Speaker
Description
Solar flares are the most powerful energy release phenomena and important sites for particle acceleration in the solar system. Although many particle acceleration mechanisms have been proposed, it remains controversial which process plays a dominant role and can explain various observational signatures of particle energization. In solar flares, HXR and radio observations provide primary diagnostics of the acceleration and transport of energetic electrons. Nonthermal looptop sources have suggested that particle acceleration takes place above the top of flare loops and the flare termination shock is one of the promising candidates as the acceleration mechanism. Here we investigate the acceleration of energetic electrons in solar flares by combining a large-scale MHD simulation of a solar flare with a particle acceleration and transport model.
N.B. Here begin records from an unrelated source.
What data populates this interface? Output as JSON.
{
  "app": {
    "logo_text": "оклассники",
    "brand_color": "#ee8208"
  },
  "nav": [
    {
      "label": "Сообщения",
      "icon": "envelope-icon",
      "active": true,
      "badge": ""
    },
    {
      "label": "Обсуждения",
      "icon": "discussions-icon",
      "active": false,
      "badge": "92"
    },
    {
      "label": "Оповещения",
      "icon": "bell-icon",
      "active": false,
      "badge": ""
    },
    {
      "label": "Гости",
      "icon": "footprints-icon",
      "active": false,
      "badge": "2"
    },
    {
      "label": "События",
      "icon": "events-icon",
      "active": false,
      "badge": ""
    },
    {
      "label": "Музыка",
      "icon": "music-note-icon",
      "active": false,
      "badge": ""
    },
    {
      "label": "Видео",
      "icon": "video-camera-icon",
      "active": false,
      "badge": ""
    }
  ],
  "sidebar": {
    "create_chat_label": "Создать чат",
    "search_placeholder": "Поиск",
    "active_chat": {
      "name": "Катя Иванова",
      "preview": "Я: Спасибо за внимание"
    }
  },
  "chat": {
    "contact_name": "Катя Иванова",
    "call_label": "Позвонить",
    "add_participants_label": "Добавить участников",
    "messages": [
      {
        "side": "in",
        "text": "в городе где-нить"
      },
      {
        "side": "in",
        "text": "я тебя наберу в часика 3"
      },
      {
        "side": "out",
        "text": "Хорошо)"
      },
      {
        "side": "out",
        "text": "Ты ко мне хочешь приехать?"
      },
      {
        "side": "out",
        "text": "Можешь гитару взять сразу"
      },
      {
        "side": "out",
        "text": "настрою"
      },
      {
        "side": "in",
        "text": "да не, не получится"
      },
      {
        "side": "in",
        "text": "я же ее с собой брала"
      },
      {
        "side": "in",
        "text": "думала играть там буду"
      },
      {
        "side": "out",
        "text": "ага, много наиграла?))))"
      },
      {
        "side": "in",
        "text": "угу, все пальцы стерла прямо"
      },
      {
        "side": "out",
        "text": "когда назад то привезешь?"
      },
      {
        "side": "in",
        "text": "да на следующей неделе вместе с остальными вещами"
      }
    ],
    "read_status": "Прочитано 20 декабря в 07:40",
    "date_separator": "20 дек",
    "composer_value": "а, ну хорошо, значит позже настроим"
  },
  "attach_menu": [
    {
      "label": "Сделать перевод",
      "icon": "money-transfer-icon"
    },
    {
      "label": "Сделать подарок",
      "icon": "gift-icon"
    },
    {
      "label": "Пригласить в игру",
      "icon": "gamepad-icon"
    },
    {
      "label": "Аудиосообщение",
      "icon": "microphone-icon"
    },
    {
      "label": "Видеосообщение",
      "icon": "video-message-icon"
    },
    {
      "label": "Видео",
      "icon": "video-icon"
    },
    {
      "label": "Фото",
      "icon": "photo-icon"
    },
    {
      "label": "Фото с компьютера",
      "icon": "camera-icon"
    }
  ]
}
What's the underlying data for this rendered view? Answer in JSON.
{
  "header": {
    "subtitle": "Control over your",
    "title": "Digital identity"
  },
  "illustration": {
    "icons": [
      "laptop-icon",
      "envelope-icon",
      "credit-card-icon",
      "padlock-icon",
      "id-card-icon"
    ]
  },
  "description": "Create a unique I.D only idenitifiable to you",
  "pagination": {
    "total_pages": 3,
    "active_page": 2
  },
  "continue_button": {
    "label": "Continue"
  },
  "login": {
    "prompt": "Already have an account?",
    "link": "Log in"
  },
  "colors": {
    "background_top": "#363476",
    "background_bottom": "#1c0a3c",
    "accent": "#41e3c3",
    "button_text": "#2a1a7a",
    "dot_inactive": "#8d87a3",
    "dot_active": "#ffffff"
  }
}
We find that the accelerated electrons are concentrated in the looptop region due to the acceleration at the termination shock and confinement by the magnetic trap structure, in agreement with HXR and microwave observations. Numerous plasmoids can be produced in the reconnection current sheet and interact dynamically with the shock. We find that the energetic electron population varies rapidly in both time and space due to plasmoid-shock interactions. We also present the first numerical modelling of nonthermal double coronal X-ray sources based on electron acceleration by a pair of termination shocks. Our simulations have strong implications to the interpretation of coronal nonthermal emission sources.